Five Minutes of Fame Podcast
– Sending Forth Service –
News from the Field
- The rains, though welcomed, have caused a lot of damage. Electricity has been off for four days now, the roads are impassable and dangerous.
- Two of our boys. Boniface and Sammy participated in the National Kenya Schools Sports Association competition. One boy made it to the finals in Mombasa and another boy got to the regions in Machakos.
- Janice, one of our first orphans (2006) got married last Saturday, April 21. The FAME party travelling to the wedding got stuck in soft sand on the way. After 45 minutes we recovered the vehicle and continued to the wedding. The pastor was unable to attend, and Rev. Aaron Dunlop stood in his place at the ceremony.
- Munou Clinic, April 26 a little girl came in with multiple maggots burrowed into her scalp. After removing them, our Clinical Technician referred her to Garissa hospital for an X-ray in case they have gotten through the skull. We hope to have a follow-up.
- Morning Devotions, Friday, April 27 the medical staff got a call to help a woman who had just delivered. The lady was on her way to the clinic when she delivered and lost a lot of blood. Both mother and baby were brought to the clinic where they spent the day recovering and left in the afternoon for home, healthy and happy.
- Masavi Girls School, Our local girl’s school, Masavi Girls, lost its school bus this past week. It got stuck on a large log in a dry riverbed. Attempts to recover it that evening failed and the heavy rains washed it over in the night and buried three-quarters of it in the sand. Two other attempts since have failed to recover it.
In the Reformed and Evangelical tradition, FAME is a “word and deed” ministry bringing the hope of the gospel into the poverty and famine of eastern Kenya.
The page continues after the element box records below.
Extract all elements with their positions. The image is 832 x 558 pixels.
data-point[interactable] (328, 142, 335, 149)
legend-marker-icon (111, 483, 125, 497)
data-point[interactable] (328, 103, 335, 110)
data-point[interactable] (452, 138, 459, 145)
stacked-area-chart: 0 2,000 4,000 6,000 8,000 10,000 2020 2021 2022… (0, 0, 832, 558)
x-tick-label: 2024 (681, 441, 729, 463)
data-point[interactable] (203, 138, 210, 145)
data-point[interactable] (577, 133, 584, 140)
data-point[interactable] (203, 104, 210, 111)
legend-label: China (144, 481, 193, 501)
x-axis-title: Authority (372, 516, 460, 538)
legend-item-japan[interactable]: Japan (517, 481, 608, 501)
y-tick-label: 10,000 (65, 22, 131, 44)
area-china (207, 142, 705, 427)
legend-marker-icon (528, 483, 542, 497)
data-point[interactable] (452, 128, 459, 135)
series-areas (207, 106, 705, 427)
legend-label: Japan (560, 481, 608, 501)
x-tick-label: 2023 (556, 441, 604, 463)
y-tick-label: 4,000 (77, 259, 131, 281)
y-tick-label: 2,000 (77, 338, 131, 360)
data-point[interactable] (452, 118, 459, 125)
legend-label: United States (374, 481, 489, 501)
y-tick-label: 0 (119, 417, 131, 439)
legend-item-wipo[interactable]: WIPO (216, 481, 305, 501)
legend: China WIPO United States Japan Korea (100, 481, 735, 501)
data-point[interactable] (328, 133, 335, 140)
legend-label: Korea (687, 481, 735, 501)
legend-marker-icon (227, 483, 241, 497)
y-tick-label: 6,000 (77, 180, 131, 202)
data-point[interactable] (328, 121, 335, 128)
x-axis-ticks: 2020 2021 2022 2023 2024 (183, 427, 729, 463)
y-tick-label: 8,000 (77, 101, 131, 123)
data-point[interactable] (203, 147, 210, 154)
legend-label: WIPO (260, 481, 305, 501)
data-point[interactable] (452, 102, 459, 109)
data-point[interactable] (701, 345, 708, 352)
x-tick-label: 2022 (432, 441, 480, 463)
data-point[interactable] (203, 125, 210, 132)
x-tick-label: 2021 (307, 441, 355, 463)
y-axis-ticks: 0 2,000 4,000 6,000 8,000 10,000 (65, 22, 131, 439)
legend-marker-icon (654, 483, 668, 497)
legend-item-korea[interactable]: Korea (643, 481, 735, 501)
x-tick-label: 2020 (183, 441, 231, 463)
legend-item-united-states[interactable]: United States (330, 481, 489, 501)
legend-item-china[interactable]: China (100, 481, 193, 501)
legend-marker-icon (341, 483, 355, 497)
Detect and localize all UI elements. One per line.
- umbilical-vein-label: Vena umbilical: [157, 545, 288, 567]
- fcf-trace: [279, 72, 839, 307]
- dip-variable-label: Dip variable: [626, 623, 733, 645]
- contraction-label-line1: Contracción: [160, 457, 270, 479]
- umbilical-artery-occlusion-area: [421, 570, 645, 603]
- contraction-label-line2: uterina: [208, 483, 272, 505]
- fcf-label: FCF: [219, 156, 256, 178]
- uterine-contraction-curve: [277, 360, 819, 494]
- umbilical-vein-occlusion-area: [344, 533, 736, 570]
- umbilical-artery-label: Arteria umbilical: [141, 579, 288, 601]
Water wells, famine relief, child rescue and medical facilities constitute our main humanitarian work, through which we have won the confidence and ear of the people. This, in turn, has enabled us to carry on an extensive program of evangelism in remote villages, local schools, and in prisons across the Eastern Province of Kenya.
At our Resource Center and FAME Reformed Theological College, we come alongside local pastors, elders, and Sunday school teachers, helping them to establish local Churches and strengthen the body of Christ.